Cyber Risk Management: Whose Responsibility?
The consequences of the Capital One data breach go beyond direct loss and business interruption. Within 24 hours of the breach announcement plaintiff attorneys had filed class action suits; the FBI and New York’s Attorney General are investigating. Capital One’s Directors and Officers Liability insurers will have to respond to claims, and other boards will be watching the outcome.
Writing in the Harvard Law School Forum on Corporate Governance and Financial Regulation, consultant John Reed Stark discusses “What the Capital One Hack Means for Boards of Directors” (https://corpgov.law.harvard.edu/2019/08/17/what-the-capital-one-hack-means-for boards-of-directors):
Third parties such as vendors, partners, and business associates can pose “a challenging and existential cybersecurity threat” to organizations. The maturity level of vendor risk management is still lacking despite greater awareness of the problems.

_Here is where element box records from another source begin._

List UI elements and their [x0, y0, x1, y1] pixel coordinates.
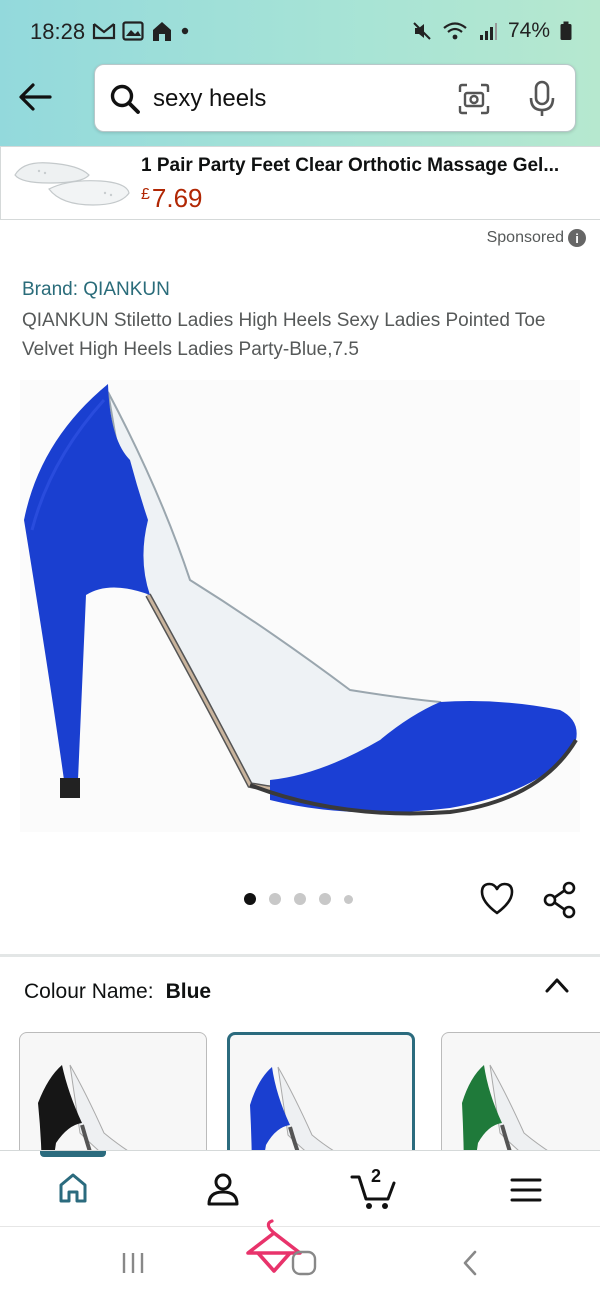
sponsored-label[interactable]: Sponsored i: [487, 229, 586, 247]
colour-value: Blue: [165, 980, 212, 1003]
carousel-dot[interactable]: [294, 893, 306, 905]
gallery-icon: [122, 21, 144, 41]
heart-icon[interactable]: [478, 880, 516, 918]
blue-stiletto-heel-image: [24, 384, 578, 816]
account-icon[interactable]: [205, 1171, 241, 1207]
carousel-dot[interactable]: [244, 893, 256, 905]
status-right: 74%: [412, 19, 572, 43]
cart-count-badge: 2: [371, 1166, 382, 1186]
home-button-icon[interactable]: [290, 1249, 318, 1277]
carousel-dot[interactable]: [269, 893, 281, 905]
colour-selector-header: Colour Name: Blue: [24, 980, 211, 1004]
microphone-icon[interactable]: [527, 80, 557, 118]
status-bar: 18:28 74%: [0, 0, 600, 62]
camera-search-icon[interactable]: [457, 82, 491, 116]
status-time: 18:28: [30, 19, 86, 44]
app-header: 18:28 74% sexy heels: [0, 0, 600, 146]
search-input[interactable]: sexy heels: [153, 85, 266, 113]
back-arrow-icon[interactable]: [16, 80, 54, 114]
chevron-up-icon[interactable]: [544, 974, 570, 996]
search-bar[interactable]: sexy heels: [94, 64, 576, 132]
price-value: 7.69: [151, 183, 203, 213]
mute-icon: [413, 22, 431, 40]
currency-symbol: £: [141, 186, 150, 203]
info-icon[interactable]: i: [568, 229, 586, 247]
sponsored-product-title[interactable]: 1 Pair Party Feet Clear Orthotic Massage…: [141, 155, 591, 177]
active-tab-indicator: [40, 1151, 106, 1157]
gel-insole-image: [14, 162, 130, 206]
home-icon[interactable]: [56, 1171, 90, 1205]
sponsored-text: Sponsored: [486, 229, 564, 246]
sponsored-product-price: £7.69: [141, 183, 203, 214]
product-title: QIANKUN Stiletto Ladies High Heels Sexy …: [22, 310, 546, 360]
android-system-nav: [0, 1219, 600, 1300]
battery-percent: 74%: [507, 19, 550, 42]
signal-icon: [479, 23, 497, 40]
search-icon: [110, 84, 140, 114]
wifi-icon: [443, 22, 467, 40]
colour-label: Colour Name:: [24, 980, 154, 1003]
battery-icon: [560, 21, 572, 40]
dot-icon: [181, 27, 189, 35]
carousel-dot[interactable]: [319, 893, 331, 905]
bottom-navigation: [0, 1150, 600, 1226]
product-image[interactable]: [20, 380, 580, 832]
home-app-icon: [153, 22, 171, 41]
image-carousel-dots[interactable]: [244, 893, 353, 905]
status-notification-icons: [92, 20, 190, 42]
recent-apps-icon[interactable]: [120, 1249, 146, 1277]
carousel-dot[interactable]: [344, 894, 353, 904]
brand-link[interactable]: Brand: QIANKUN: [22, 279, 170, 301]
menu-icon[interactable]: [510, 1177, 542, 1203]
sponsored-product-card[interactable]: 1 Pair Party Feet Clear Orthotic Massage…: [0, 146, 600, 220]
gmail-icon: [92, 23, 116, 40]
section-divider: [0, 954, 600, 957]
system-back-icon[interactable]: [460, 1249, 480, 1277]
share-icon[interactable]: [542, 881, 578, 919]
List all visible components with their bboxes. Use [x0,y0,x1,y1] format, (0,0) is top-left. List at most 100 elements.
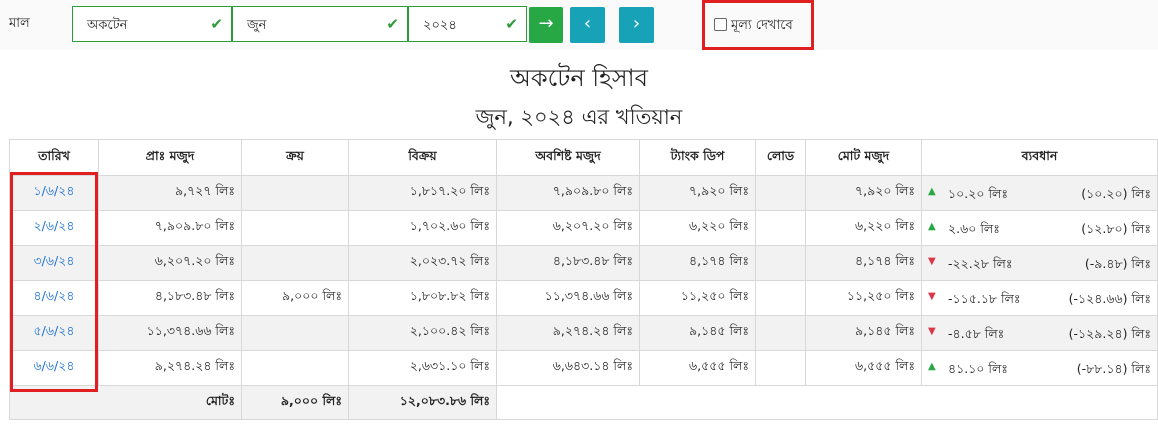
date-link[interactable]: ১/৬/২৪ [9,175,99,211]
opening-stock-cell: ৯,৭২৭ লিঃ [98,175,242,211]
table-row: ৩/৬/২৪ ৬,২০৭.২০ লিঃ ২,০২৩.৭২ লিঃ ৪,১৮৩.৪… [9,245,1158,281]
chevron-left-icon: ‹ [583,13,592,34]
column-header: মোট মজুদ [805,139,922,176]
column-header: ট্যাংক ডিপ [639,139,756,176]
product-label: মাল [9,16,30,31]
tank-dip-cell: ৪,১৭৪ লিঃ [639,245,756,281]
opening-stock-cell: ৬,২০৭.২০ লিঃ [98,245,242,281]
next-month-button[interactable]: › [619,7,654,43]
difference-cell: ▲ ৪১.১০ লিঃ (-৮৮.১৪) লিঃ [921,350,1158,386]
purchase-cell [241,245,349,281]
remaining-stock-cell: ৭,৯০৯.৮০ লিঃ [496,175,640,211]
totals-row: মোটঃ ৯,০০০ লিঃ ১২,০৮৩.৮৬ লিঃ [9,385,1158,420]
difference-cell: ▼ -২২.২৮ লিঃ (-৯.৪৮) লিঃ [921,245,1158,281]
tank-dip-cell: ৯,১৪৫ লিঃ [639,315,756,351]
difference-cell: ▲ ২.৬০ লিঃ (১২.৮০) লিঃ [921,210,1158,246]
sale-cell: ২,০২৩.৭২ লিঃ [348,245,497,281]
table-row: ৪/৬/২৪ ৪,১৮৩.৪৮ লিঃ ৯,০০০ লিঃ ১,৮০৮.৮২ ল… [9,280,1158,316]
page-subtitle: জুন, ২০২৪ এর খতিয়ান [475,105,683,129]
month-select-value: জুন [247,18,267,33]
sale-cell: ১,৮১৭.২০ লিঃ [348,175,497,211]
cumulative-difference: (-৮৮.১৪) লিঃ [1076,361,1151,376]
column-header: প্রাঃ মজুদ [98,139,242,176]
tank-dip-cell: ৬,৫৫৫ লিঃ [639,350,756,386]
total-stock-cell: ১১,২৫০ লিঃ [805,280,922,316]
table-row: ৫/৬/২৪ ১১,৩৭৪.৬৬ লিঃ ২,১০০.৪২ লিঃ ৯,২৭৪.… [9,315,1158,351]
totals-label: মোটঃ [9,385,242,420]
load-cell [755,210,806,246]
purchase-cell: ৯,০০০ লিঃ [241,280,349,316]
sale-cell: ১,৮০৮.৮২ লিঃ [348,280,497,316]
date-link[interactable]: ২/৬/২৪ [9,210,99,246]
load-cell [755,245,806,281]
check-icon: ✔ [386,15,399,33]
difference-value: -৪.৫৮ লিঃ [948,326,1005,341]
date-link[interactable]: ৩/৬/২৪ [9,245,99,281]
cumulative-difference: (১০.২০) লিঃ [1081,186,1151,201]
difference-cell: ▲ ১০.২০ লিঃ (১০.২০) লিঃ [921,175,1158,211]
check-icon: ✔ [210,15,223,33]
total-stock-cell: ৬,২২০ লিঃ [805,210,922,246]
table-row: ১/৬/২৪ ৯,৭২৭ লিঃ ১,৮১৭.২০ লিঃ ৭,৯০৯.৮০ ল… [9,175,1158,211]
show-value-label: মূল্য দেখাবে [731,18,793,33]
previous-month-button[interactable]: ‹ [570,7,605,43]
page-title: অকটেন হিসাব [510,64,648,92]
cumulative-difference: (-৯.৪৮) লিঃ [1084,256,1151,271]
ledger-table: তারিখ প্রাঃ মজুদ ক্রয় বিক্রয় অবশিষ্ট ম… [9,139,1158,420]
purchase-total: ৯,০০০ লিঃ [241,385,349,420]
product-select-value: অকটেন [87,18,128,33]
sale-total: ১২,০৮৩.৮৬ লিঃ [348,385,497,420]
chevron-right-icon: › [632,13,641,34]
total-stock-cell: ৯,১৪৫ লিঃ [805,315,922,351]
difference-value: ১০.২০ লিঃ [948,186,1008,201]
year-select[interactable]: ২০২৪ ✔ [408,6,527,42]
total-stock-cell: ৭,৯২০ লিঃ [805,175,922,211]
load-cell [755,315,806,351]
remaining-stock-cell: ৬,২০৭.২০ লিঃ [496,210,640,246]
cumulative-difference: (-১২৯.২৪) লিঃ [1068,326,1151,341]
tank-dip-cell: ৬,২২০ লিঃ [639,210,756,246]
sale-cell: ১,৭০২.৬০ লিঃ [348,210,497,246]
table-row: ৬/৬/২৪ ৯,২৭৪.২৪ লিঃ ২,৬৩১.১০ লিঃ ৬,৬৪৩.১… [9,350,1158,386]
load-cell [755,280,806,316]
date-link[interactable]: ৫/৬/২৪ [9,315,99,351]
triangle-up-icon: ▲ [928,361,936,372]
opening-stock-cell: ১১,৩৭৪.৬৬ লিঃ [98,315,242,351]
purchase-cell [241,315,349,351]
sale-cell: ২,১০০.৪২ লিঃ [348,315,497,351]
difference-value: ৪১.১০ লিঃ [948,361,1008,376]
go-button[interactable]: → [529,7,563,43]
total-stock-cell: ৪,১৭৪ লিঃ [805,245,922,281]
month-select[interactable]: জুন ✔ [232,6,408,42]
column-header: বিক্রয় [348,139,497,176]
purchase-cell [241,210,349,246]
purchase-cell [241,175,349,211]
show-value-checkbox[interactable] [714,18,727,31]
cumulative-difference: (-১২৪.৬৬) লিঃ [1068,291,1151,306]
totals-blank [496,385,1158,420]
opening-stock-cell: ৭,৯০৯.৮০ লিঃ [98,210,242,246]
remaining-stock-cell: ৬,৬৪৩.১৪ লিঃ [496,350,640,386]
difference-cell: ▼ -৪.৫৮ লিঃ (-১২৯.২৪) লিঃ [921,315,1158,351]
triangle-down-icon: ▼ [928,291,936,302]
show-value-toggle[interactable]: মূল্য দেখাবে [702,0,814,50]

Stark recommends a comprehensive strategic framework for boards of directors to supervise a company’s third party cybersecurity risks, with special attention to cloud computing services. (See my blog “Cloud (In)Security” for a discussion of cloud risks.) According to PWC, 63% of cyber attacks can be traced to third parties. Vendors often have less stringent security making them an easier target for attackers trying to breach large companies. Target, JP Morgan, Applebee’s and BestBuy are examples of companies hacked through third parties.
In addition to individual and/or class action suits and regulatory investigations, board response to a cyber breach must include forensic investigation; compliance with notice obligations; engagement with law enforcement; providing credit monitoring and identity protection (including protecting medical information); handling insurance claims; and communications with employees, business partners and the public.
Because many information technology services are outsourced, boards of directors must examine the practices and procedures of their vendors. This should include mandatory standards including compliance certification; third party risk and security assessments; use of latest technology including encryption and two factor authentication; incident response and disaster recovery plans. Categorize vendors based on the nature and quantity of information they access. Research previous data security incidents and insure proper response procedures are in place. If possible, visit vendor sites. Be sure contracts cover all aspects of the relationship, including privacy, data security and notification provisions. Data privacy laws must be observed, including the GDPR if applicable. Establish procedures for data handling when a relationship ends.
Other subjects for the board to investigate include vendors’ communications, cyber insurance and indemnification.
Data security incidents at a vendor may impact a company, and vice versa. In either case contracts will govern the response and each party should communicate with the other.Boards must be sure requirements are followed.
When cloud services are used, boards must probe the cloud provider’s practices, not limited to security. This should include company policy toward employee use of cloud sharing services.
According to Stark, “cybersecurity engagement for boards does not mean that board members must obtain computer science degrees or personally supervise firewall implementation and intrusion detection system rollouts”. They are responsible for evaluating cyber exposures and elevating oversight to a core enterprise risk management item.
In a critique of the article, Norman Marks (https://normanmarks.wordpress.com/2019/08/24/cyber-and-the-board/) while calling Stark’s questions “excellent” believes he asks too much of directors. In his view it is management’s role to address cyber risk, answer the questions raised by Stark and the board’s role is to ensure management has the right answers.
In my opinion, both of these articles are worth reading in their entirety.